The problem with supervised learning is that the end product is only as good as the labels. If the labels aren't good, or they're ambiguous, then you end up with a mess.
Let's take an example of an individual who reports "4 grandparents from Turkey." This may mean anything ranging from a Mesopotamian Kurd within the boundaries of Turkey, a Central Anatolian Turk, a Cappadocian Greek, a Turkocretan, an Armenian from Cilicia, an ethnic Greek from European Turkey, or a Turkish-speaking Muslim from Skopje or Bulgaria. Some of these may interpret "Turkey" geographically; others ethnically. The label "Turkey" is polysemous, for a variety of reasons: it can be interpreted either geographically or ethnically, and in both these senses it has not been time-invariant.
I don't know how 23andMe built their reference populations, but I am ~100% sure that 4 grandparents from Turkey = "Middle Eastern" in their terminology.

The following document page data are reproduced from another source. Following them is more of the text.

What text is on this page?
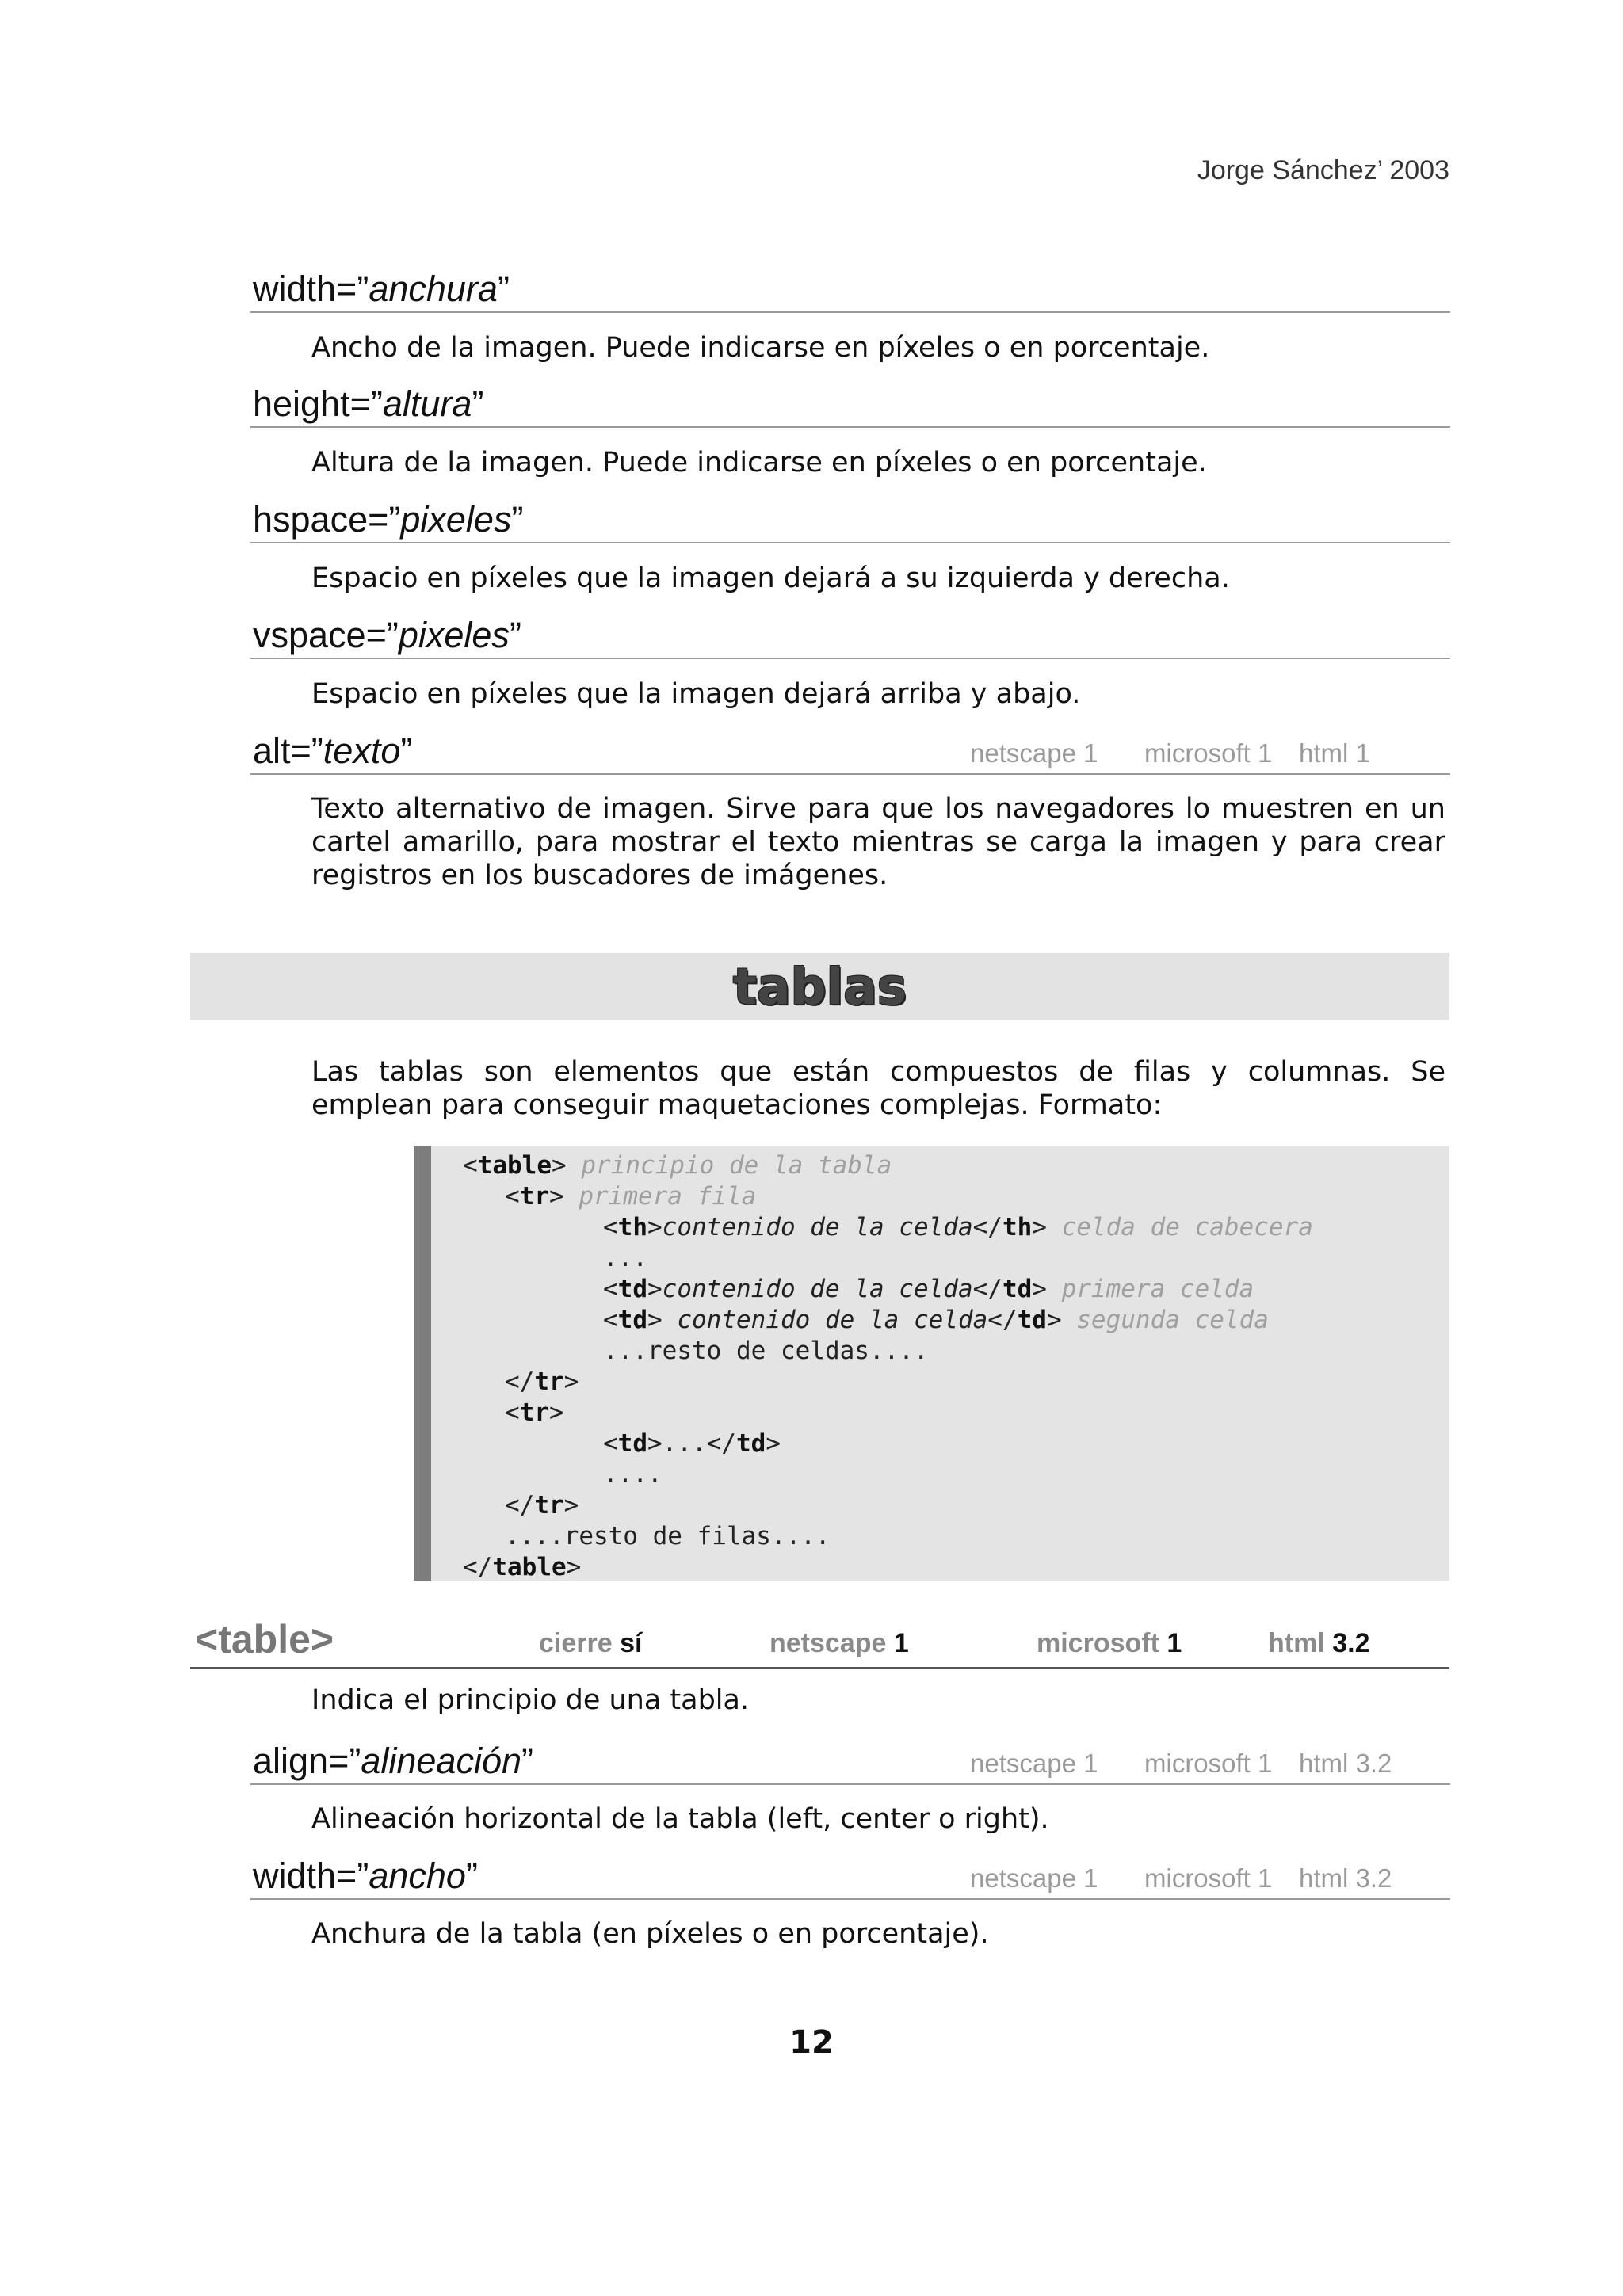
Jorge Sánchez’ 2003
width=”anchura”
Ancho de la imagen. Puede indicarse en píxeles o en porcentaje.
height=”altura”
Altura de la imagen. Puede indicarse en píxeles o en porcentaje.
hspace=”pixeles”
Espacio en píxeles que la imagen dejará a su izquierda y derecha.
vspace=”pixeles”
Espacio en píxeles que la imagen dejará arriba y abajo.
alt=”texto”	netscape 1 microsoft 1 html 1
Texto alternativo de imagen. Sirve para que los navegadores lo muestren en un cartel amarillo, para mostrar el texto mientras se carga la imagen y para crear registros en los buscadores de imágenes.
tablas
Las tablas son elementos que están compuestos de filas y columnas. Se emplean para conseguir maquetaciones complejas. Formato:
<table> principio de la tabla
<tr> primera fila
<th>contenido de la celda</th> celda de cabecera
...
<td>contenido de la celda</td> primera celda
<td> contenido de la celda</td> segunda celda
...resto de celdas....
</tr>
<tr>
<td>...</td>
....
</tr>
....resto de filas....
</table>
<table>	cierre sí	netscape 1	microsoft 1	html 3.2
Indica el principio de una tabla.
align=”alineación”	netscape 1 microsoft 1 html 3.2
Alineación horizontal de la tabla (left, center o right).
width=”ancho”	netscape 1 microsoft 1 html 3.2
Anchura de la tabla (en píxeles o en porcentaje).
12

I am also fairly sure that their "Balkan" sample consists of individuals as different as Croats and Greeks. So what do these meta-population labels mean? Your guess is as good as mine: a balance of samples of different origins and different interpretations of these origins in whatever training set 23andMe assembled.
In my own project, I never include a priori labels of individuals in the inference of ancestral components. I deal with genotypes and individuals, not self-reported ancestral origins and labelled sets of individuals (populations). Components emerge from unsupervised learning over a set of individual genotypes, and it is only a posteriori that labels are assigned to the inferred components, by observation. Indeed, one could forego the assignment of labels altogether!
My amicable advice to 23andMe is to drop supervised learning altogether. It will only get worse as new customers (aka new test data) join in.